The verkle trie migration also simplifies the process of establishing economic bounds on the size of block witnesses, something that was previously much more difficult under the hexary patricia trie. The last major puzzle piece which needs to be figured out is how to execute on “Address Space Extension” aka ASE.

These items represent everything necessary to support stateless block execution in our protocol, but maybe more importantly, they are significant upgrades to our protocol which address multiple long standing and difficult to fix issues.

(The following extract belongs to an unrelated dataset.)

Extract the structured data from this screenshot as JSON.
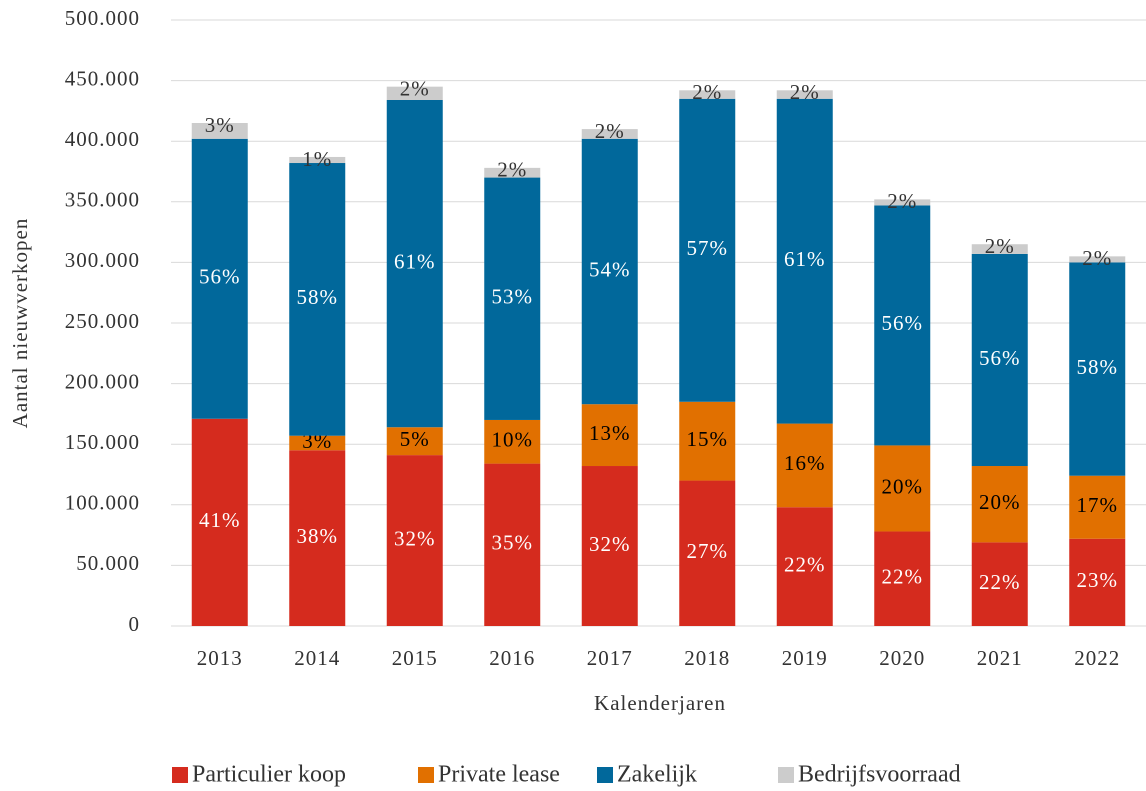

Security [Security / Consensus Tests]

Authored by Martin Holst Swende

Q2 was mainly focused on the London hardfork, implementation of EIP 1559 and cross client testing. An exploitable flaw was found in the specification which could cause maliciously bloated transactions/blocks. Erigon has also been added to the fuzzing framework.

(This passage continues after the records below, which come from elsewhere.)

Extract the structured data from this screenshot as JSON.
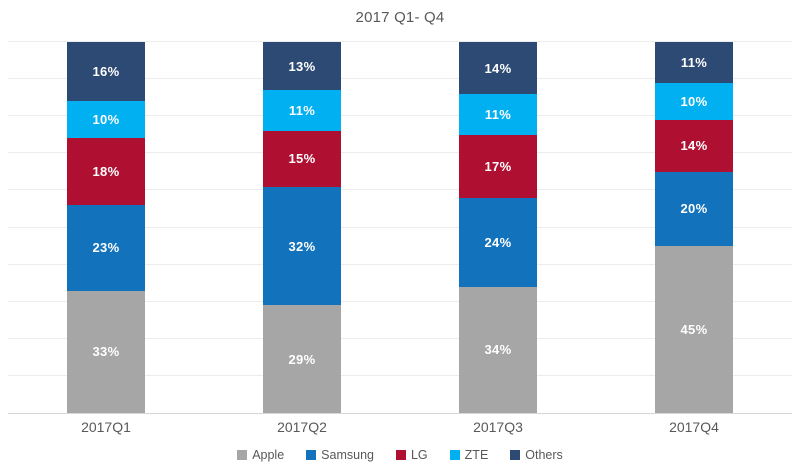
{
  "chart_data": {
    "type": "bar",
    "stacked": true,
    "title": "2017 Q1- Q4",
    "categories": [
      "2017Q1",
      "2017Q2",
      "2017Q3",
      "2017Q4"
    ],
    "series": [
      {
        "name": "Apple",
        "color": "#a6a6a6",
        "values": [
          33,
          29,
          34,
          45
        ]
      },
      {
        "name": "Samsung",
        "color": "#1272bc",
        "values": [
          23,
          32,
          24,
          20
        ]
      },
      {
        "name": "LG",
        "color": "#af1031",
        "values": [
          18,
          15,
          17,
          14
        ]
      },
      {
        "name": "ZTE",
        "color": "#00b0f0",
        "values": [
          10,
          11,
          11,
          10
        ]
      },
      {
        "name": "Others",
        "color": "#2c4a74",
        "values": [
          16,
          13,
          14,
          11
        ]
      }
    ],
    "value_format": "percent",
    "data_labels": [
      "33%",
      "23%",
      "18%",
      "10%",
      "16%",
      "29%",
      "32%",
      "15%",
      "11%",
      "13%",
      "34%",
      "24%",
      "17%",
      "11%",
      "14%",
      "45%",
      "20%",
      "14%",
      "10%",
      "11%"
    ],
    "ylim": [
      0,
      100
    ],
    "gridlines": "horizontal every 10%",
    "gridline_color": "#ececec",
    "axis_line_color": "#d6d6d6",
    "label_text_color": "#ffffff",
    "title_text_color": "#595959",
    "legend_position": "bottom"
  }
}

The Hive testing framework identified issues in the ENR interoperability between Besu and other clients, causing ENR exchange to fail.

Solidity

Authored by Franziska Heintel

In Q2, we released Solidity versions 0.8.4., 0.8.5, 0.8.6 and 0.8.7:

  • Solidity 0.8.4 adds custom structured errors, bytes.concat(…), allows more flexible configuration of the SMTChecker and fixes a bug in the Solidity ABI decoder v2.
  • Solidity 0.8.5 allows conversions from bytes to bytesNN values, adds the verbatim builtin function to inject arbitrary bytecode in Yul and fixes several smaller bugs.
  • Solidity 0.8.6 fixes some non-critical but annoying bugs, especially a warning about unreachable code that is in fact reachable.
  • Solidity 0.8.7 introduces support for the London upgrade, includes various improvements to Yul to EVM code transformation, the SMTChecker and some bugfixes. London support means support for the BASEFEE opcode (EIP-3198 and EIP-1559) which exposes the block’s base fee. This can be accessed via the global block.basefee or using basefee() in inline assembly or Yul.

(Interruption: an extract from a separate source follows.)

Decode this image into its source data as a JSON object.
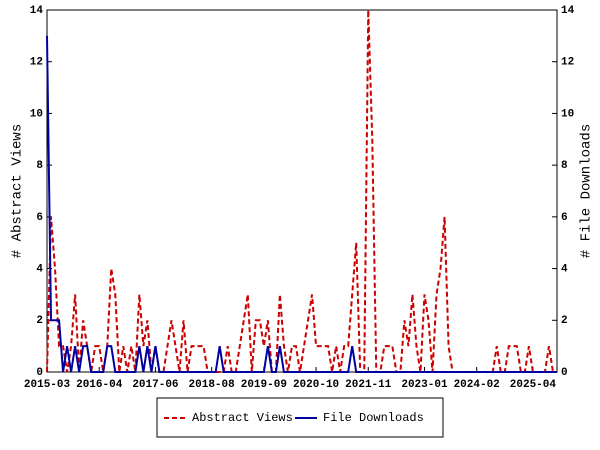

Moreover, the optimizer documentation section has been expanded with more material and we explained the soliditylang.org domain umbrella and location of binaries on the blog.

Several Solidity team members presented at EthCC. You can watch their talks on YouTube:


Last but not least, we are looking for a new team member! Please reach out if you are a C++ engineer and are keen on developing and maintaining the Solidity language and compiler and contributing to language design discussions and decisions!

ZoKrates

Authored by Thibaut Schaeffer

This quarter, the ZoKrates team made progress on all fronts.

Language

When it comes to language features, ZoKrates now has improved support for constant generics, user-defined and low level constants. This enables clearer code which works on a variety of inputs, proof systems and curves. The u64 type was also added.

Runtime

Runtime performance was improved thanks to cheaper conditionals and random array access as well as optimised comparison checks. They translate into fewer generated constraints, which in turn reduces the cost of proof generation. In addition, an optional branch isolation feature was added to simulate short circuiting at execution.

Standard Library

The standard library gained support for the SHA3 family of hash functions, as well as the SNARK-friendly Poseidon hash function. Another major addition is the support for recursive proof composition.

Targets

Finally, ZoKrates now supports the Marlin universal SNARK as a target, which reduces the trust requirements to a single trusted setup phase.